In September 2013, the Spanish government requested the EU Regional Development Fund (ERDF) to finance up to €269m of the cost of what would be one of the world's largest rail test centres.
However, with the EC stating that according to projections "the project will remain vastly loss making" and acknowledging that "the initial investigation has revealed that demand for such a railway test centre seems low and public opposition, especially on environmental grounds, appears quite strong," the prospects for securing economic finance appear slim. It also raises doubts about whether the EU funding might give the Spanish facility an advantage over existing testing facilities which operate without state support.
Officials from Spanish infrastructure manager Adif reminded IRJ that the EC investigation is still in its initial phase and recognised that the economic feasibility of the whole project is reliant on private sector participation. As a result it is unclear if Spain will pursue the project without ERDF financing.
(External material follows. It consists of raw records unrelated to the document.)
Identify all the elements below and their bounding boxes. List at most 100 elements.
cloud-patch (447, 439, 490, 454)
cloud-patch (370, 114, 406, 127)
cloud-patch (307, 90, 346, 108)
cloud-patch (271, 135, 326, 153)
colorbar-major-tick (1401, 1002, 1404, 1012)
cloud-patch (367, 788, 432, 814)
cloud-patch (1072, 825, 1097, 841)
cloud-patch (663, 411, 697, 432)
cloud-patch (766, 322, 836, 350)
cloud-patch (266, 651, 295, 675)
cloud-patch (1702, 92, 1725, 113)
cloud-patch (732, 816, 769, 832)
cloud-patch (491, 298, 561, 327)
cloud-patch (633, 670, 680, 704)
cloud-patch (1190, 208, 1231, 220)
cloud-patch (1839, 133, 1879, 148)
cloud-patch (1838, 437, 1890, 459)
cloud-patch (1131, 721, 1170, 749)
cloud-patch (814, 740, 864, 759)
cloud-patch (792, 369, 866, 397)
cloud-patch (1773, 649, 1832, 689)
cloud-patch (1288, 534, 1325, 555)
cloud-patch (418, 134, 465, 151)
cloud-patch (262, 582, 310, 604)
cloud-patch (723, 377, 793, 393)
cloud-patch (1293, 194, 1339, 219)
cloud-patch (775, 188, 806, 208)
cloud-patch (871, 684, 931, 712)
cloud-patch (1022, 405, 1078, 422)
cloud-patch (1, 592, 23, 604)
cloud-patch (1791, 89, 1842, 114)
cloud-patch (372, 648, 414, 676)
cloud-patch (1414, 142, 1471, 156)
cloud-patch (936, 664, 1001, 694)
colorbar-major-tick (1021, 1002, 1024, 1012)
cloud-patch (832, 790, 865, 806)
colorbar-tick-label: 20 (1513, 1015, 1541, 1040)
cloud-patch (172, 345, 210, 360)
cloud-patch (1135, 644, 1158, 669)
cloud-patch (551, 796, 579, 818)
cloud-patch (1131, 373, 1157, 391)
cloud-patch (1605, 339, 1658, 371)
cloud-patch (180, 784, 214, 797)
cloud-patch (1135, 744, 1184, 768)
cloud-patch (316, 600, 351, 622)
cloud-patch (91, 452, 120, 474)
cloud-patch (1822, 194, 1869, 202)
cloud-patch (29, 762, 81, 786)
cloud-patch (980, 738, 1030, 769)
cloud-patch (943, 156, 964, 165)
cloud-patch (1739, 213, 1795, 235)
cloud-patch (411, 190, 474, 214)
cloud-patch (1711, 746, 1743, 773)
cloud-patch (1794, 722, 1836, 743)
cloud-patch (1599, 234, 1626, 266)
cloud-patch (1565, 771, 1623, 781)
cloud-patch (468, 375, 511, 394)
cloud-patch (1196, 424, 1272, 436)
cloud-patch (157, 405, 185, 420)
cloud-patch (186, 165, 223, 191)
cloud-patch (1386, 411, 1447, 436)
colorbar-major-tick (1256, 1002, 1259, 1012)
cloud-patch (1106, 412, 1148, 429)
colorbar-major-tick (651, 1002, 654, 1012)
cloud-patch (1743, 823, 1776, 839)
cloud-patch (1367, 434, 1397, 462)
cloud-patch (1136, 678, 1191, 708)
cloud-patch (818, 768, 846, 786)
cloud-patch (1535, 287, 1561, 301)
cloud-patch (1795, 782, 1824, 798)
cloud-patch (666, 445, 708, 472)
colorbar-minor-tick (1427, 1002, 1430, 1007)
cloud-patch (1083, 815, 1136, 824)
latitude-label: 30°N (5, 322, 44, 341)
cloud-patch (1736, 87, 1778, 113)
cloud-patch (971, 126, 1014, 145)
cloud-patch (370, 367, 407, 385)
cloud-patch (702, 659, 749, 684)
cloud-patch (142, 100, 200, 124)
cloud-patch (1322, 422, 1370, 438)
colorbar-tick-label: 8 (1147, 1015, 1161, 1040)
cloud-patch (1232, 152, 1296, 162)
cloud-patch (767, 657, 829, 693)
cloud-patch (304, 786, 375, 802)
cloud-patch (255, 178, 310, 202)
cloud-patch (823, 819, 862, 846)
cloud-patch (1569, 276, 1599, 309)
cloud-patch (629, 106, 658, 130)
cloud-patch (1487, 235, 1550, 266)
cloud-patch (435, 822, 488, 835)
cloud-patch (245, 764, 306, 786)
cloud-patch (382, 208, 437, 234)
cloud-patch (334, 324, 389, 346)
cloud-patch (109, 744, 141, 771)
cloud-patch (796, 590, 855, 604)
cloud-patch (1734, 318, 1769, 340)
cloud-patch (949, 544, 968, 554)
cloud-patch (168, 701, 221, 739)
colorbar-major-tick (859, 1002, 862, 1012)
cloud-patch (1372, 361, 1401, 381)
Mrs Ana Pastor, minister of public works and transport, has repeatedly insisted that the test centre is "feasible" with the support of the private sector. However, a public-private partnership (PPP) scheme tender in 2013 by the Ministry of Public Works and Transport failed to attract interest from private companies.
Adif's initially proposed a 15-20 year build-operate concession for the project, with the facility eventually transferring to Adif. Last January, the Spanish government confirmed that a tendering process under a new PPP model would be re-launched this year.
The 58km Antequera standard-gauge ring, which would have at least a 9km straight section, proposes testing trains at speeds above 250km/h and up to 520km/h. The complex would also include a 20,000m² service centre, along with other ancillary facilities, and would link to the Cordoba - Malaga high-speed line.